In shaft furnaces, reducing gas is generally injected into the shaft furnace for aiding the reduction of ore in the shaft furnace.
The injected reducing gas may be formed by mixing two separate gas flows before injection. This may be done in order to obtain a desired gas composition or gas temperature. The mixing necessitates controlling the feeding of two separate gas flows to a mixing chamber. Generally, control valves such as e.g. butterfly valves, are arranged in the feeding conduits of the gas flows, so as to allow the correct amount of gas from each gas flow into the mixing chamber and thereby obtain the desired mixing rate of the two separate gas flows.
In applications where the incoming gas flow comprises an aggressive gas or a particularly hot gas, the control valve is exposed to such extreme conditions that the correct working and the lifetime of the control valve is compromised. The incoming gas flow may e.g. comprise a recycled furnace top gas at a temperature above 1000° C.

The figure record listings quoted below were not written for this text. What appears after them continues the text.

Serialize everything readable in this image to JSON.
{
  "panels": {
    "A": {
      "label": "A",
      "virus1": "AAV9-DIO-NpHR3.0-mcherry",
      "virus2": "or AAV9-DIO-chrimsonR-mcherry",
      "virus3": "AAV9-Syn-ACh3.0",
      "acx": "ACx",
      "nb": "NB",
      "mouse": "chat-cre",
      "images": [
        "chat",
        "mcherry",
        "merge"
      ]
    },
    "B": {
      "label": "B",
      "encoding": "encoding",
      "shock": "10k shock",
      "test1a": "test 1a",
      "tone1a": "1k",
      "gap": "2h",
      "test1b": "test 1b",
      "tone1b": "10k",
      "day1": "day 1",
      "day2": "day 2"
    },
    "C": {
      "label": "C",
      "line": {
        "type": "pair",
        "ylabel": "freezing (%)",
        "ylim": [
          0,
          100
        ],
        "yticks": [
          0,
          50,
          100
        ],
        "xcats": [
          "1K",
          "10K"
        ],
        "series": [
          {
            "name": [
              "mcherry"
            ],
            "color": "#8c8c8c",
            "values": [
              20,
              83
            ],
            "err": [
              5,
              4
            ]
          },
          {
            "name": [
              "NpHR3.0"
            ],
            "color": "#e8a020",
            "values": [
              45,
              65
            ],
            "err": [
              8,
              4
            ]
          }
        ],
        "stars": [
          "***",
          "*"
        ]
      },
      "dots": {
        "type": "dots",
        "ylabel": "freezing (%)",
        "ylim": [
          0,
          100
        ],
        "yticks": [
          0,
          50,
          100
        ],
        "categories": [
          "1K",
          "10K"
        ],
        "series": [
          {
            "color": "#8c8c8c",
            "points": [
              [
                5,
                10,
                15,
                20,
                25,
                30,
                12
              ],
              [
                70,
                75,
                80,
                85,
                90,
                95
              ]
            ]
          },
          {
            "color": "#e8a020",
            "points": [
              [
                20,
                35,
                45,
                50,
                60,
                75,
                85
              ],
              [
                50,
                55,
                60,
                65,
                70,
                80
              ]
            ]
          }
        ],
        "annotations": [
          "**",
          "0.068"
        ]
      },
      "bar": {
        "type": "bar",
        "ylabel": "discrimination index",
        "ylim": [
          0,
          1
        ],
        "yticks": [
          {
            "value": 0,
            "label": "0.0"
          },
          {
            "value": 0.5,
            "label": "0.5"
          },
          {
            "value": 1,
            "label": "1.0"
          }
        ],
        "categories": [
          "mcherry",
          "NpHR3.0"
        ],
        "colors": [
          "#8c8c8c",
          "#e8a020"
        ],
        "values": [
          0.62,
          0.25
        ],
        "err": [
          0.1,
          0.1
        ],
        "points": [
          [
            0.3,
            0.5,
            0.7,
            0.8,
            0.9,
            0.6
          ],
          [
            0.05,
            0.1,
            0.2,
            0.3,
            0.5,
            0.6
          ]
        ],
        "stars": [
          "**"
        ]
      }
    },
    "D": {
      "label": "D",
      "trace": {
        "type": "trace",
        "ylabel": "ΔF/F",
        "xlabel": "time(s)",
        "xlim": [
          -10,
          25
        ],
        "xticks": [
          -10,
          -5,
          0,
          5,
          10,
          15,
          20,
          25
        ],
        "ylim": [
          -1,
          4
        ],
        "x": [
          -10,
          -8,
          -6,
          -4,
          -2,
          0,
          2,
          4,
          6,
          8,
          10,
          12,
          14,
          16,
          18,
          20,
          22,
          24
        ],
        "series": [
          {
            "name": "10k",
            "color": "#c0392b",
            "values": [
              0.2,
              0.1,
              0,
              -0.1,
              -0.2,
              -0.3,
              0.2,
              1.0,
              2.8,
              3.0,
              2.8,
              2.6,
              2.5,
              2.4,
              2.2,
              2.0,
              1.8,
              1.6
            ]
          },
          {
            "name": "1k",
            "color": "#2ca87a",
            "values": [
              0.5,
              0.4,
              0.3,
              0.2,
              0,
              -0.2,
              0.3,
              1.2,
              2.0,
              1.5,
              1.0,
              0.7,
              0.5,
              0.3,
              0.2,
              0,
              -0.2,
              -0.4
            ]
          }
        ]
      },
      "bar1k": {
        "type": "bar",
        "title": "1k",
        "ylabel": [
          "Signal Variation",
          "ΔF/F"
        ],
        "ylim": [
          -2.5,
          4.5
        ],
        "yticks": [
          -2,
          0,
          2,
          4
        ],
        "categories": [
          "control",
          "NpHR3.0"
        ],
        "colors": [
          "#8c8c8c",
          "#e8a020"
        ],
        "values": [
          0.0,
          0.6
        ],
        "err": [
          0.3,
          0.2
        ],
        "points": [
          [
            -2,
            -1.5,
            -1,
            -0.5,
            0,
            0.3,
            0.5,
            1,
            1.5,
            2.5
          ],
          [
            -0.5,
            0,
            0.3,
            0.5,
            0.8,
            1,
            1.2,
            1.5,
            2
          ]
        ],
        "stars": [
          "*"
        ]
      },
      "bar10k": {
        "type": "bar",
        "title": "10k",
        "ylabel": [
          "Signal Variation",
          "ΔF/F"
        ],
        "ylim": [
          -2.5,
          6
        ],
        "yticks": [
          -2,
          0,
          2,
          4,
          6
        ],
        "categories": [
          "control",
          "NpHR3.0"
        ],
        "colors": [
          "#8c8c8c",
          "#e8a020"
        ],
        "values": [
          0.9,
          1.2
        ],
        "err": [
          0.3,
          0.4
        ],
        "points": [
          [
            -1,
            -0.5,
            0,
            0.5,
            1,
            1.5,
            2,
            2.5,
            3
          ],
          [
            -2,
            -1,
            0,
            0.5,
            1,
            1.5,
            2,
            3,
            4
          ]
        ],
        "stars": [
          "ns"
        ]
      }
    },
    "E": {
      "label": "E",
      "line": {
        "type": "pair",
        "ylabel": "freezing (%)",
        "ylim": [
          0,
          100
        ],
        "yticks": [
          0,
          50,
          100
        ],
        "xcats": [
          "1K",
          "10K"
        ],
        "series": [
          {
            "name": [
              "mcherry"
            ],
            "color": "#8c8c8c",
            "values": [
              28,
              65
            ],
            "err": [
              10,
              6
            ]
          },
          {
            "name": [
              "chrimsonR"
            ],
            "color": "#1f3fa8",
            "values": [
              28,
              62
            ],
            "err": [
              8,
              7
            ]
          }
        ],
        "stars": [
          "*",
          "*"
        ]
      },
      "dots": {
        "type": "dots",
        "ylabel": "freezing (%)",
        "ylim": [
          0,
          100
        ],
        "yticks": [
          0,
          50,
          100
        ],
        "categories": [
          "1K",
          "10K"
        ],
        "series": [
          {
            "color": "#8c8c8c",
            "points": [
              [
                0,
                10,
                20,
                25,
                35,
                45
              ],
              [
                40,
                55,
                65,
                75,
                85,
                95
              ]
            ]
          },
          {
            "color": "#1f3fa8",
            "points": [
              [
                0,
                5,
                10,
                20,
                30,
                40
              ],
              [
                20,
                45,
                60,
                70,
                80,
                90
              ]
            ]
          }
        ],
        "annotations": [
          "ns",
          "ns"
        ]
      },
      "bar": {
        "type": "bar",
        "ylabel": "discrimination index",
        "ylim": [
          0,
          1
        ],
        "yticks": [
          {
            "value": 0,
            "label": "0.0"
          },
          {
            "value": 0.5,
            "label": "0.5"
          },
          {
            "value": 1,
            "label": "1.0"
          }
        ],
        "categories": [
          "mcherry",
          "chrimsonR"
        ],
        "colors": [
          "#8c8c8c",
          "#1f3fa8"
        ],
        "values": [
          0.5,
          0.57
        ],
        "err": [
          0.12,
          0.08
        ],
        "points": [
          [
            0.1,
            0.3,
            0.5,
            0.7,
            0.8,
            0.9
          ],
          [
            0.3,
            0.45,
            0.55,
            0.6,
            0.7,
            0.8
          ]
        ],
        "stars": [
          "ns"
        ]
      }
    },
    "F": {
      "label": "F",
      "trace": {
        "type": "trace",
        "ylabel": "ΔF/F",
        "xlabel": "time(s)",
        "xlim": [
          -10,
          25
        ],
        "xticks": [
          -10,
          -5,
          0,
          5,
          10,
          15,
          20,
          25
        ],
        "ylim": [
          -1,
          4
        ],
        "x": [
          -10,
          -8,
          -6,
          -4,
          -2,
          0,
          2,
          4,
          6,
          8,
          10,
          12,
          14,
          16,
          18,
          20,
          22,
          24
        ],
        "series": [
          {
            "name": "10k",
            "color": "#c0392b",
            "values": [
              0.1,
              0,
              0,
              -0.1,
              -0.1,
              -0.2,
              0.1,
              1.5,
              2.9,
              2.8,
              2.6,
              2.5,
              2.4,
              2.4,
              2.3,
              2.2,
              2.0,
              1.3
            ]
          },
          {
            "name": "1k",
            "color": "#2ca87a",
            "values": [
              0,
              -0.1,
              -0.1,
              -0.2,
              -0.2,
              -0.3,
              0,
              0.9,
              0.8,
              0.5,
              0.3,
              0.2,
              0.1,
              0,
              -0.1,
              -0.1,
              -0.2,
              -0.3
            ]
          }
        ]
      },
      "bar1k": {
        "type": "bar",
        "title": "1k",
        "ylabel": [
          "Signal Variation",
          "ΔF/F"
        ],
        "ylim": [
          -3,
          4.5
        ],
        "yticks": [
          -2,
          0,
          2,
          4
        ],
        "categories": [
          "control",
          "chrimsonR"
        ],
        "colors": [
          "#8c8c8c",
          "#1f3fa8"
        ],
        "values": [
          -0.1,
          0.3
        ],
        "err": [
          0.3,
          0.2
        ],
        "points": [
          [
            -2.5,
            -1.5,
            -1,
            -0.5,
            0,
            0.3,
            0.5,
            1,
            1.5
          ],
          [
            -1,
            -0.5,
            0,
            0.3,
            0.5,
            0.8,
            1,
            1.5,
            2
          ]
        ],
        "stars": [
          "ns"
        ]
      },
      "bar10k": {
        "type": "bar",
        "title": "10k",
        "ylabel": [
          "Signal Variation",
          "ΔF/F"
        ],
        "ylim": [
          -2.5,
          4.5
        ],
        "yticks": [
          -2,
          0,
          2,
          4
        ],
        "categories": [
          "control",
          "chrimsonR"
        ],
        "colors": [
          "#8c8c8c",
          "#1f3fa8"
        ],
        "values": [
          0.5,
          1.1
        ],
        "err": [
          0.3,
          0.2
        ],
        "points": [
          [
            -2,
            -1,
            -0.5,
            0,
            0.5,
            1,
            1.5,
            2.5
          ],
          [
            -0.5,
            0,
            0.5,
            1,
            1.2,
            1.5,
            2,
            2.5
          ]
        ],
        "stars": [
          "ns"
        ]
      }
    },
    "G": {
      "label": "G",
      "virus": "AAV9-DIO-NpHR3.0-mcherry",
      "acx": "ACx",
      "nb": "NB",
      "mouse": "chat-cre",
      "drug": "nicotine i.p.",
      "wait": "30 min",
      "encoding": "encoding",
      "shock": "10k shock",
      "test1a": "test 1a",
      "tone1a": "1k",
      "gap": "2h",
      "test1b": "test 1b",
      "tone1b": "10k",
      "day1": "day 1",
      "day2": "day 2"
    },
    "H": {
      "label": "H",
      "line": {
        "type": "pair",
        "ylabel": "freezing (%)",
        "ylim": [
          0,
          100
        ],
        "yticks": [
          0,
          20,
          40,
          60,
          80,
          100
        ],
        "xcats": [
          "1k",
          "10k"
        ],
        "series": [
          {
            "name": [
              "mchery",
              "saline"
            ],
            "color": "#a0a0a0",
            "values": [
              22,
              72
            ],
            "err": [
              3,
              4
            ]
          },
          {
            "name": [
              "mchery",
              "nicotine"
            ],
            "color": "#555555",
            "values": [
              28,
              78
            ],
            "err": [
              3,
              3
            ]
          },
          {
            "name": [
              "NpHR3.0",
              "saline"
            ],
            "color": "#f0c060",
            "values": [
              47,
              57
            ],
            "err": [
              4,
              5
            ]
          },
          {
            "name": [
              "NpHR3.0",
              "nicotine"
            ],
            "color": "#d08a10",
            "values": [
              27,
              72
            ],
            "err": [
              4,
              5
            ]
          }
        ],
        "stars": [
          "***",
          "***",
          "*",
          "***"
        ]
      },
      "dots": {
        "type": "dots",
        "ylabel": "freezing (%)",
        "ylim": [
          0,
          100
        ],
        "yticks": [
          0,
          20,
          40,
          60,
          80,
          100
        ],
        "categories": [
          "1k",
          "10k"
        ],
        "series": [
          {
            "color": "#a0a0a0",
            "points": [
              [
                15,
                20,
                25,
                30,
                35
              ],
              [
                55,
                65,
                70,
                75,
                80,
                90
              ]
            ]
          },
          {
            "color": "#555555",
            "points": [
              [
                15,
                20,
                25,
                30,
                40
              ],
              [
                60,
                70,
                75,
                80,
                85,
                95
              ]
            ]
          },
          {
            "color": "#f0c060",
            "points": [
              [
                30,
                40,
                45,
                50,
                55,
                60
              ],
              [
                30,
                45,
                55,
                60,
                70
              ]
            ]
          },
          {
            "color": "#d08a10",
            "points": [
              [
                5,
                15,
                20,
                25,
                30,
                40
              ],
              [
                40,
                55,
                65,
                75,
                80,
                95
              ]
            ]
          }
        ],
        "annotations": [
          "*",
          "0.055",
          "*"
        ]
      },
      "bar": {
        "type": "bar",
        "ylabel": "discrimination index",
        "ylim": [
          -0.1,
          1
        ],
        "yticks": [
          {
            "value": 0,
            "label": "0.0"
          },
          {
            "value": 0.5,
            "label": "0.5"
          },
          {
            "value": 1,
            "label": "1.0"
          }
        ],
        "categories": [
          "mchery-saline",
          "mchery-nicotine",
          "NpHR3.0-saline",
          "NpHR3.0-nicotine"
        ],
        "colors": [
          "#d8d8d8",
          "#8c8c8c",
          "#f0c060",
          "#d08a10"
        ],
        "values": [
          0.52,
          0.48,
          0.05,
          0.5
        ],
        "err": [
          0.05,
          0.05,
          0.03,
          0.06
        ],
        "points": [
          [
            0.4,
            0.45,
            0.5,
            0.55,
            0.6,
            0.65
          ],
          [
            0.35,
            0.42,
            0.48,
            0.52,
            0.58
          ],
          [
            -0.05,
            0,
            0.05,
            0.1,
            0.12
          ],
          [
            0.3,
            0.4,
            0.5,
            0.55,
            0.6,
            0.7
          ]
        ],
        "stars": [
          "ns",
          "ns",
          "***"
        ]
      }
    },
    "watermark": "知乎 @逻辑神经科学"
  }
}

Control valves exposed to high temperatures are usually provided with a cooling system in order to prevent damage to the control valve through the high gas temperature. An undesired effect of this is that the gas temperature may be lowered as it passes through the control valve. Thermal insulation, which may be provided on the control valve, comprises a variety of different materials and has to be heat resistant and at the same time allow fast gas temperature and pressure changes. Last but not least, the control valve should have good sealing properties when closing and ensure low pressure losses while regulating the gas flow rate.
The reliability and durability of control valves is compromised by the exposure to such extreme conditions. Such control valves not only have high manufacturing costs, but also require intensive and frequent maintenance operations.